Vier dagen per week deed Scheurwater promotieonderzoek, naast haar baan als dierenarts en als moeder van een jong gezin waarvan de vader ook een eigen dierenkliniek runt. Jaren stapte ze om zes uur ’s ochtends – voor de files uit – in de auto voor haar onderzoek. Om twee uur ’s middags begon haar ronde als dierenarts, tot in de avond. Midden in de nacht haar bed uit voor een ziek paard of een bevalling? Ze draait er haar hand niet voor om.

Scheurwater promoveerde op een razend populair onderwerp, merkte ze vlak nadat de faculteit een persbericht uitstuurde over haar promotieonderzoek. Agrarische vakbladen, dagkranten, radiostations en tv-zenders hingen aan de telefoon. Een week lang ruimde ze haar agenda leeg om pers te woord te staan, maar dat bleek niet genoeg. Zelfs op de dag dat ze promoveerde, stond de telefoon roodgloeiend.
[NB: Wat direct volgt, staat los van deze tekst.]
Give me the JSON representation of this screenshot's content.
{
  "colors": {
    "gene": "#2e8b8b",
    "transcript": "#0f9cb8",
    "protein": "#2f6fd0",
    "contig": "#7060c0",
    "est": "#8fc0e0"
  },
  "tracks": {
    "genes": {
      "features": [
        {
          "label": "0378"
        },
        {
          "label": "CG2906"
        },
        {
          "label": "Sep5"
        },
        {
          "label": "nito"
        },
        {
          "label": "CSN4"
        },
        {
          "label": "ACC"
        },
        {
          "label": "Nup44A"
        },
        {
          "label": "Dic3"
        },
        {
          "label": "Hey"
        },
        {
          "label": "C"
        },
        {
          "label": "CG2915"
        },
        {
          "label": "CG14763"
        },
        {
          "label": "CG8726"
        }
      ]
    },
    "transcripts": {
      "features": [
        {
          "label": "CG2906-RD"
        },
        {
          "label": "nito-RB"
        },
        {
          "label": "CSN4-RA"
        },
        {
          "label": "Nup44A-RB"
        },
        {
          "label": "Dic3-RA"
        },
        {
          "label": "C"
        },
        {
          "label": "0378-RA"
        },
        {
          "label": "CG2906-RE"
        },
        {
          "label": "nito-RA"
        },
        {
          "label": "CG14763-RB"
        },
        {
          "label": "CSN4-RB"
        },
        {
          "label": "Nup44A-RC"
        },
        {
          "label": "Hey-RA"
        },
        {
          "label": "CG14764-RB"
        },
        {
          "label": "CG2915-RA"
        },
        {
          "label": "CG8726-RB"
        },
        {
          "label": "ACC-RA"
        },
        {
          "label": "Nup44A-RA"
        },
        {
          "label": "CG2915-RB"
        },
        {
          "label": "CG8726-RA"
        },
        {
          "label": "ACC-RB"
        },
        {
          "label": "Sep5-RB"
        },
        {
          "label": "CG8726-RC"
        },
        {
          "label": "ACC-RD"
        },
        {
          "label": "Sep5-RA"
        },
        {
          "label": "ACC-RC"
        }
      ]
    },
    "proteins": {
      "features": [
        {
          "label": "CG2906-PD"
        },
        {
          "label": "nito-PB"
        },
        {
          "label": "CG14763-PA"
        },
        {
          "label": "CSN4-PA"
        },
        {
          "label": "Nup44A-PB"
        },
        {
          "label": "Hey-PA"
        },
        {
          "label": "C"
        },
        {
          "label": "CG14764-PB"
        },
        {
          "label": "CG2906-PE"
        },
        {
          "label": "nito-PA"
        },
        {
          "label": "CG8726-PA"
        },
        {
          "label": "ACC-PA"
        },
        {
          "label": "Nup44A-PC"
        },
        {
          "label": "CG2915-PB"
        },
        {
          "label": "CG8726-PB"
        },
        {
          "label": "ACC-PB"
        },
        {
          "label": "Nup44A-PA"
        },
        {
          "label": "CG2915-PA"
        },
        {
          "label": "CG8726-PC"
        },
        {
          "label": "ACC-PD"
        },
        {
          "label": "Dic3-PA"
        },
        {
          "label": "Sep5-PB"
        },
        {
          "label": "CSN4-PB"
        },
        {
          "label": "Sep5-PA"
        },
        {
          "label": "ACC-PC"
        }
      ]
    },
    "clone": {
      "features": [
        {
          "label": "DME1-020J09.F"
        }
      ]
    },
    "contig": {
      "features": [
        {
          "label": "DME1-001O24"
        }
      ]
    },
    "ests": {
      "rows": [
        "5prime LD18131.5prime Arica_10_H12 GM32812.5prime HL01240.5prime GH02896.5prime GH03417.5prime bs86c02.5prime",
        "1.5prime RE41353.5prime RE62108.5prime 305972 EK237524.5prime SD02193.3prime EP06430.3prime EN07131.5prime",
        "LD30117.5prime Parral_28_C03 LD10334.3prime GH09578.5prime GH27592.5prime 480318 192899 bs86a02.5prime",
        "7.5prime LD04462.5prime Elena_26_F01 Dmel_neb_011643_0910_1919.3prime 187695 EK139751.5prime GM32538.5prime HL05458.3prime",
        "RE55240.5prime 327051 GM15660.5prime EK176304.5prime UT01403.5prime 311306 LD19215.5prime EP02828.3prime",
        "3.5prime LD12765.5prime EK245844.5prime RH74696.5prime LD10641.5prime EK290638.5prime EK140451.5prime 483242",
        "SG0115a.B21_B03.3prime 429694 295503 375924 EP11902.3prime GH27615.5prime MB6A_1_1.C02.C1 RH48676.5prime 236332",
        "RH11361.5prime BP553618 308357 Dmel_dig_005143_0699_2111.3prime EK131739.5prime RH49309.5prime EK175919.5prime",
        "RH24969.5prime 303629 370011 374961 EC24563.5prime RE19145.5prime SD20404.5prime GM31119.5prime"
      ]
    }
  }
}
„Ik zat in de kappersstoel om mijn haar te laten opsteken voor de ceremonie en had Hilversum al een paar keer weggedrukt. Ik had echt geen tijd. Maar ze bléven bellen”, zegt Scheurwater. „Onderweg naar de promotie ben ik maar in mijn auto aan de kant van de weg gaan staan. Even snel tien minuten inbellen voor de radio. Blijkbaar zijn mensen na al het negatieve nieuws over de veestapel toe aan wat positief nieuws over koeien.”